This is the first of the fifteen “songs of degrees,” as the title appears in our version (“of steps” in the LXX. and Vulg.; literally, of goings up). The probable meaning of this strange inscription is discussed in the General Introduction. That the Psalms so entitled formed a collection made with some definite intention can hardly be questioned. But whatever that intention, the position of this psalm in the collection is unaccountable. Even if the title denotes a rhythmical peculiarity—a kind of climactic progress in the verse—it is only just observable here, while there is not the slightest touch in the poem, which can be brought into peculiar connection or association with a pilgrimage to Jerusalem, or with the return from the captivity. One thing is clear; we are again, after the long gnomic 119th Psalm, in the region and air of lyric song, this fragment, for it is nothing more, being bright and intense with passion and fire. If the poem is personal, it records an experience which every phase of life in all ages presents, the mischief arising from slander. If—the more probable conjecture—it is national, then we must look for its motive in the complications which would naturally arise when Israel had to struggle amid foreign powers and influences to maintain its religious and national existence. The “enemy to peace” (Psalm 120:6; comp. Psalm 129:5; Ezra 4:1) has been most plausibly identified with the Samaritans. (See 2 Kings 17:24 seq., and Josephus, Ant. xi., 2:1.)
Title.—“Song of degrees.” Rather, lyric song of goings up, or ascents.

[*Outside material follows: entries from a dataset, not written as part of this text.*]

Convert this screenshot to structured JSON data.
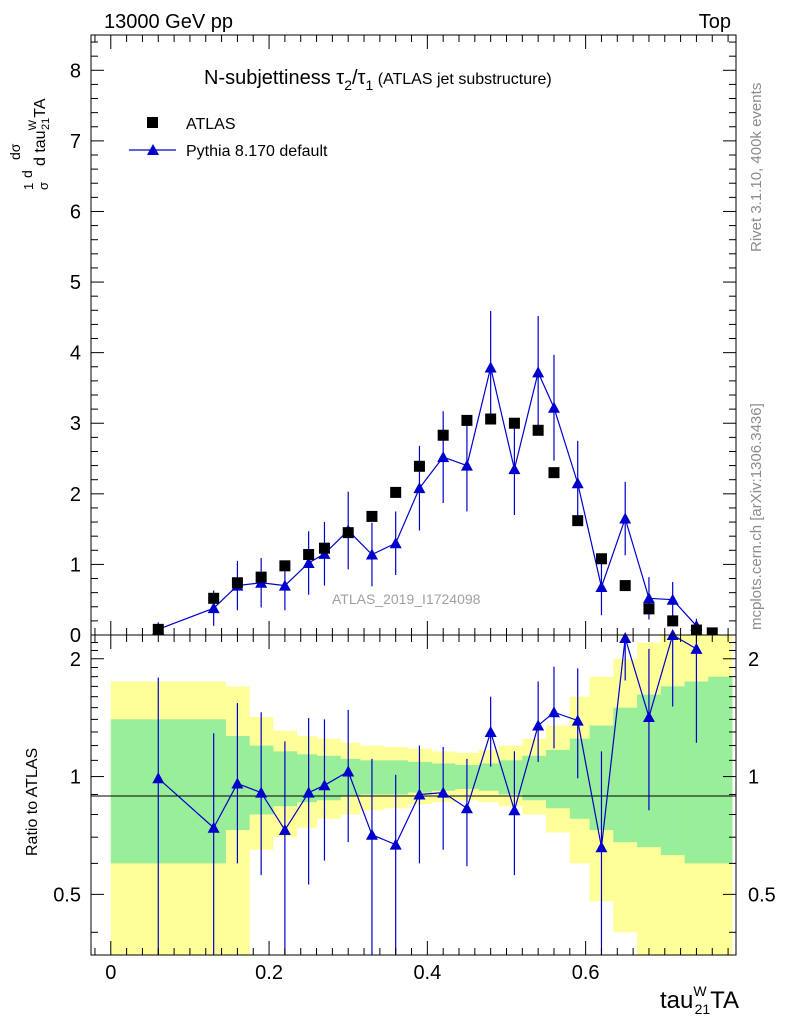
{
  "header": {
    "left_label": "13000 GeV pp",
    "right_label": "Top"
  },
  "side_labels": {
    "rivet": "Rivet 3.1.10,  400k events",
    "mcplots": "mcplots.cern.ch [arXiv:1306.3436]"
  },
  "watermark": "ATLAS_2019_I1724098",
  "chart_data": [
    {
      "type": "scatter",
      "panel": "main",
      "title": {
        "main": "N-subjettiness τ",
        "sub1": "2",
        "slash": "/τ",
        "sub2": "1",
        "tail": " (ATLAS jet substructure)"
      },
      "ylabel": {
        "one_over": "1",
        "sigma": "σ",
        "d_sigma": "dσ",
        "d_var": "d tau",
        "d_var_sup": "W",
        "d_var_sub": "21",
        "d_var_end": "TA"
      },
      "xlim": [
        -0.025,
        0.79
      ],
      "ylim": [
        0,
        8.5
      ],
      "yticks": [
        "0",
        "1",
        "2",
        "3",
        "4",
        "5",
        "6",
        "7",
        "8"
      ],
      "legend": {
        "data": "ATLAS",
        "mc": "Pythia 8.170 default"
      },
      "colors": {
        "data": "#000000",
        "mc": "#0000cc"
      },
      "series": [
        {
          "name": "ATLAS",
          "x": [
            0.06,
            0.13,
            0.16,
            0.19,
            0.22,
            0.25,
            0.27,
            0.3,
            0.33,
            0.36,
            0.39,
            0.42,
            0.45,
            0.48,
            0.51,
            0.54,
            0.56,
            0.59,
            0.62,
            0.65,
            0.68,
            0.71,
            0.74,
            0.76
          ],
          "y": [
            0.08,
            0.52,
            0.74,
            0.82,
            0.98,
            1.14,
            1.23,
            1.45,
            1.68,
            2.02,
            2.39,
            2.83,
            3.04,
            3.06,
            3.0,
            2.9,
            2.3,
            1.62,
            1.08,
            0.7,
            0.37,
            0.2,
            0.07,
            0.03
          ]
        },
        {
          "name": "Pythia 8.170 default",
          "x": [
            0.06,
            0.13,
            0.16,
            0.19,
            0.22,
            0.25,
            0.27,
            0.3,
            0.33,
            0.36,
            0.39,
            0.42,
            0.45,
            0.48,
            0.51,
            0.54,
            0.56,
            0.59,
            0.62,
            0.65,
            0.68,
            0.71,
            0.74
          ],
          "y": [
            0.08,
            0.38,
            0.7,
            0.74,
            0.7,
            1.02,
            1.15,
            1.48,
            1.14,
            1.3,
            2.08,
            2.52,
            2.4,
            3.79,
            2.35,
            3.72,
            3.22,
            2.15,
            0.68,
            1.65,
            0.52,
            0.5,
            0.13
          ],
          "yerr": [
            0.1,
            0.25,
            0.35,
            0.35,
            0.35,
            0.45,
            0.45,
            0.55,
            0.45,
            0.45,
            0.6,
            0.65,
            0.65,
            0.8,
            0.65,
            0.8,
            0.75,
            0.6,
            0.4,
            0.52,
            0.3,
            0.25,
            0.1
          ]
        }
      ]
    },
    {
      "type": "scatter",
      "panel": "ratio",
      "ylabel": "Ratio to ATLAS",
      "xlabel": {
        "base": "tau",
        "sup": "W",
        "sub": "21",
        "end": "TA"
      },
      "xlim": [
        -0.025,
        0.79
      ],
      "ylim": [
        0.35,
        2.3
      ],
      "xticks": [
        "0",
        "0.2",
        "0.4",
        "0.6"
      ],
      "yticks": [
        "0.5",
        "1",
        "2"
      ],
      "colors": {
        "inner_band": "#99ee99",
        "outer_band": "#ffff99",
        "mc": "#0000cc"
      },
      "bands": {
        "edges": [
          0.0,
          0.12,
          0.145,
          0.175,
          0.205,
          0.235,
          0.26,
          0.29,
          0.315,
          0.345,
          0.375,
          0.405,
          0.435,
          0.465,
          0.49,
          0.52,
          0.55,
          0.58,
          0.605,
          0.635,
          0.665,
          0.695,
          0.725,
          0.755,
          0.785
        ],
        "inner_lo": [
          0.6,
          0.6,
          0.73,
          0.8,
          0.84,
          0.86,
          0.87,
          0.89,
          0.9,
          0.9,
          0.91,
          0.92,
          0.93,
          0.92,
          0.9,
          0.87,
          0.83,
          0.78,
          0.73,
          0.68,
          0.66,
          0.63,
          0.6,
          0.6
        ],
        "inner_hi": [
          1.4,
          1.4,
          1.27,
          1.2,
          1.16,
          1.14,
          1.13,
          1.11,
          1.1,
          1.1,
          1.09,
          1.08,
          1.07,
          1.08,
          1.1,
          1.13,
          1.17,
          1.25,
          1.35,
          1.5,
          1.62,
          1.7,
          1.75,
          1.8
        ],
        "outer_lo": [
          0.0,
          0.0,
          0.0,
          0.65,
          0.7,
          0.74,
          0.78,
          0.8,
          0.82,
          0.83,
          0.85,
          0.86,
          0.87,
          0.86,
          0.84,
          0.8,
          0.72,
          0.6,
          0.48,
          0.4,
          0.34,
          0.2,
          0.0,
          0.0
        ],
        "outer_hi": [
          1.75,
          1.75,
          1.7,
          1.42,
          1.31,
          1.27,
          1.25,
          1.22,
          1.2,
          1.19,
          1.18,
          1.16,
          1.15,
          1.17,
          1.2,
          1.25,
          1.35,
          1.6,
          1.8,
          2.0,
          2.2,
          2.4,
          2.5,
          2.5
        ]
      },
      "series": [
        {
          "name": "Pythia 8.170 default",
          "x": [
            0.06,
            0.13,
            0.16,
            0.19,
            0.22,
            0.25,
            0.27,
            0.3,
            0.33,
            0.36,
            0.39,
            0.42,
            0.45,
            0.48,
            0.51,
            0.54,
            0.56,
            0.59,
            0.62,
            0.65,
            0.68,
            0.71,
            0.74
          ],
          "y": [
            0.99,
            0.74,
            0.96,
            0.91,
            0.73,
            0.91,
            0.95,
            1.03,
            0.71,
            0.67,
            0.9,
            0.91,
            0.83,
            1.3,
            0.82,
            1.35,
            1.46,
            1.39,
            0.66,
            2.26,
            1.42,
            2.31,
            2.12
          ],
          "yerr_lo": [
            0.8,
            0.4,
            0.36,
            0.35,
            0.4,
            0.38,
            0.34,
            0.35,
            0.36,
            0.32,
            0.3,
            0.26,
            0.24,
            0.24,
            0.26,
            0.26,
            0.28,
            0.4,
            0.4,
            0.5,
            0.6,
            0.8,
            0.9
          ],
          "yerr_hi": [
            0.8,
            0.55,
            0.58,
            0.55,
            0.5,
            0.5,
            0.45,
            0.45,
            0.4,
            0.34,
            0.3,
            0.28,
            0.28,
            0.3,
            0.34,
            0.4,
            0.45,
            0.5,
            0.5,
            0.6,
            0.7,
            0.8,
            0.9
          ]
        }
      ]
    }
  ]
}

Juniper.—Properly, broom. Hebrew, rothem, a plant identical with the Arabian retem and Algerian retama. (See 1 Kings 19:4-5.) Doctor Tristram mentions the employment of this bush for fuel. “It is ruthlessly uprooted by the Arabs, wherever it is tolerably abundant, for the manufacture of charcoal, which is considered of the finest quality, and fetches a higher price at Cairo than any other kind. Several travellers have mentioned their meeting with Bedouins employed in conveying retem charcoal to the Egyptian markets” (Nat. Hist. of the Bible, p. 360; see also Bible Educator, iv. 194). Burckhardt and Robinson also both noticed this trade.
Wonderful stories are told both by Jerome and the rabbis, how travellers, having cooked their food by fires made of the juniper wood, which they suppose to be the wood here meant, and returning a year after to the same spot, still found the embers alive.